We’ll need the actual code to repro on our end. It could be a simple cpp file or snippet saying creating 200 cubes here, this is where I delete them, these are trigger shapes created here, CCTs here, onTrigger does this, etc, as long as we can follow to actually repro the crash.

Hi,
okay I will code an example app which shows the null pointer exceptions.
But it will be the first version of that error.
That means that the PxActors are deleted outside the simulation phase like it should be.
( And not the workaround - where I delete the PxActors while the simulation phase,
to get the “on deleted shape” flags - so I could check against them )
So in the example there is no way to check against the “on deleted shape” flag.

→ This will be a thrown together code snippet from my application.
→ I will use Ogre3D as render - so there are few dlls which makes the zip size bigger.
( And you need to port it to OpenGL or download the free Ogre3D SDK 1.9rc to compile it )
→ I want to send you the whole VS 2012 solution for it so you can directly compile it.
( After you set the path of Ogre3D and boost and OIS of course)
→ I will add comments so you dont have to waste time to study the code :)

I will code it when I have enough time for it.
Should I send it via pm?

Hi,
hm. I will try to code it in the PhysX Samples, because everybody can see what happens there and you dont have to study other code. Plus, I dont have to release my code snippets :)
I guess its easier for everyone - and everybody can compile it.

Hi,

I´ve probably solve the issue - with a small change in my code.
In short terms:
I have to do all onTrigger / onContact updates while that was triggered while the simulation is running.
→ I set different kind of flags so I have to buffer them and call them after the simulation is done.
This need an code refracture in my code, because it was designed to do it outside the simulation phase.

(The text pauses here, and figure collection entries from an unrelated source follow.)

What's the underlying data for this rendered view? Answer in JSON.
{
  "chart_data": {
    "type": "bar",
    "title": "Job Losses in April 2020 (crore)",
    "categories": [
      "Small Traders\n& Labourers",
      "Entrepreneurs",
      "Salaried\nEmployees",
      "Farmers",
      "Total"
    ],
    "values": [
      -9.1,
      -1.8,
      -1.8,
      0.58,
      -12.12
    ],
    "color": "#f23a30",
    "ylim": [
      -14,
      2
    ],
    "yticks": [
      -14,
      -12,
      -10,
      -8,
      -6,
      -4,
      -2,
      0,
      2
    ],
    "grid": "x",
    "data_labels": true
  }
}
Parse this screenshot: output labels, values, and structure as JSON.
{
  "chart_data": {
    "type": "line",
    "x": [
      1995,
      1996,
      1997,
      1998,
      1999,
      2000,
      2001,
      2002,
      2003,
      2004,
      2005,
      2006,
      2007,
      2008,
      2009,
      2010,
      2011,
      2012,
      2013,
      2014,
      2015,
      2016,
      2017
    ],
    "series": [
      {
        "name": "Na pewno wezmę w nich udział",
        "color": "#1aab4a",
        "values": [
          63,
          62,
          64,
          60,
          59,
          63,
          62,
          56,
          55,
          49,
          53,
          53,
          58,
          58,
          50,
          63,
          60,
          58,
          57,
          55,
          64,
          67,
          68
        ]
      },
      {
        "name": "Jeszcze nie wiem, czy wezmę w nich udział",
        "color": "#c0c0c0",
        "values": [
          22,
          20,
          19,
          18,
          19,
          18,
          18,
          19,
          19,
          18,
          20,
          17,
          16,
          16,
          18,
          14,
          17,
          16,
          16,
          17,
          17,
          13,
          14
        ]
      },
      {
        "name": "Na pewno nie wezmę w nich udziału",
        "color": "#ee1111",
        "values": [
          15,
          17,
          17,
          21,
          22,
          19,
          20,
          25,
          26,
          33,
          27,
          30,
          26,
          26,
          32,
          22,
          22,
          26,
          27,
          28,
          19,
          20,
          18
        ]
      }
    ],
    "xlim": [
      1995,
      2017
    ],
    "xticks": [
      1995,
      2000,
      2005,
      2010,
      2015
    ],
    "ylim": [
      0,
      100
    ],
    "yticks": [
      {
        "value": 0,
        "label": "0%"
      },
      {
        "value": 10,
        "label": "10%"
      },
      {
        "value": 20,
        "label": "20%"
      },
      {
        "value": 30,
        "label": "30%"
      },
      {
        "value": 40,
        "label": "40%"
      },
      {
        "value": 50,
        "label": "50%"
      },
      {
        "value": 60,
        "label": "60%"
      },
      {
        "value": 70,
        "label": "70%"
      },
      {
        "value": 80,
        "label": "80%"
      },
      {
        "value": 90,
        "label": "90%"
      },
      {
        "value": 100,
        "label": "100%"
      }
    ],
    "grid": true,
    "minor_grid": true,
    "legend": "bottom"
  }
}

But when I change it to the “buffered” mode , which updates the onTrigger / onContact events
( to call them outside the simulation phase ) - it will change the pointer back to random / bit pattern.
Hm. So every onTrigger / onContact event must be immediately be handled while the callback is active - but no write changes must be done. ( Of course! )

Another good news: Physx 3.2.4 is released - I will take a deep look in it so maybe there are some
related bugs fixed.

Yay :D

Small update:

In PhysX 3.2.4 is the same issue like I said in the first post - but when I change it like I said in this post, everything works like in 3.2.3. It seems to be (probably) fixed with that.